Audio Gaps and Choppy Playback
Early on, the audio playback on the browser side was choppy. The problem was that I was playing each audio chunk immediately when it arrived, without scheduling. Once I started tracking nextPlayTime and scheduling each chunk to play right after the previous one finishes, the audio became smooth.
The Gemini API Format
The Gemini Multimodal Live API uses a specific format for tool responses. Getting the schema right — especially the toolResponse.functionResponses structure with id, name, and response.result — took some debugging. The error messages from the API aren’t always helpful, so I had to rely on the docs and trial and error.
MongoDB Connection Caching
In Next.js, every API route runs in its own context, and during development with hot reload, you can end up opening dozens of MongoDB connections. I used the standard pattern of caching the connection on global to prevent this.
What I’d Do Differently
If I were starting over, a few things I’d change:
- Use
AudioWorkletinstead ofScriptProcessorNode. TheScriptProcessorNodeAPI is deprecated. It still works fine, butAudioWorkletruns on a separate thread and would be more performant. - Add conversation memory. Right now, each call starts fresh. If you call back, the agent doesn’t remember your previous conversation. Storing transcripts and providing them as context in the system prompt would make repeat calls much smoother.
- Better error recovery. If the Gemini connection drops mid-call, the user just sees “Connection failed.” I’d want to auto-reconnect or at least give a clearer indication of what happened.
- VAD (Voice Activity Detection). Right now, the mic is always streaming. Adding client-side VAD would reduce bandwidth and improve Gemini’s response timing, since it wouldn’t have to process silence.
Wrapping Up
This project was a great exercise in stitching together a bunch of modern tools — real-time WebSockets, a multimodal AI model, async database queries, and a clean frontend — into something that actually feels like a product.

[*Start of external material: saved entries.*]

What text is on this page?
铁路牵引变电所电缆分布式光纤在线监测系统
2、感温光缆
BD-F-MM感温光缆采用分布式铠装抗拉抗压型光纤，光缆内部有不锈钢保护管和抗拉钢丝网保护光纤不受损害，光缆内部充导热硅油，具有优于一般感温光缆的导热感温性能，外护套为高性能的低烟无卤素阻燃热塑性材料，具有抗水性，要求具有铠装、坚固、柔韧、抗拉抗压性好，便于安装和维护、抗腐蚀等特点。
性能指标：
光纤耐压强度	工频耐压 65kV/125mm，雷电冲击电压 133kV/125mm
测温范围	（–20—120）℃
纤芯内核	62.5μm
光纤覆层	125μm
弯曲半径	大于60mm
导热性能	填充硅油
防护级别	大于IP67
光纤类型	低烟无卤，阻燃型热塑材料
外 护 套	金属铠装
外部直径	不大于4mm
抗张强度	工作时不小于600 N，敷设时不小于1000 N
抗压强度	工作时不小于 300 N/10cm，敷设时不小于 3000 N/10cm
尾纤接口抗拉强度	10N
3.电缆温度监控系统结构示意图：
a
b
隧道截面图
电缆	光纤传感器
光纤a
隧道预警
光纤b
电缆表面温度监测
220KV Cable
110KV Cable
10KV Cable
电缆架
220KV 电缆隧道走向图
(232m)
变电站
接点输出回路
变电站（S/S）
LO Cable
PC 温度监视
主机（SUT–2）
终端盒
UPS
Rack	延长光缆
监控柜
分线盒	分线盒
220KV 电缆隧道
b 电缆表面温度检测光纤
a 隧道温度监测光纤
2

The Gemini Multimodal Live API is genuinely impressive. The fact that you can stream audio in, get audio back, and have the model call functions mid-conversation — all in real time — opens up a lot of possibilities beyond customer support. Think voice-controlled dashboards, real-time translators, or AI-powered phone trees.
If you want to try it out, the code is open source. The frontend is a Next.js app, the backend is a Python server, and everything runs on free tiers (Vercel + Cloud Run + MongoDB Atlas free tier). Clone it, seed the database, and start talking.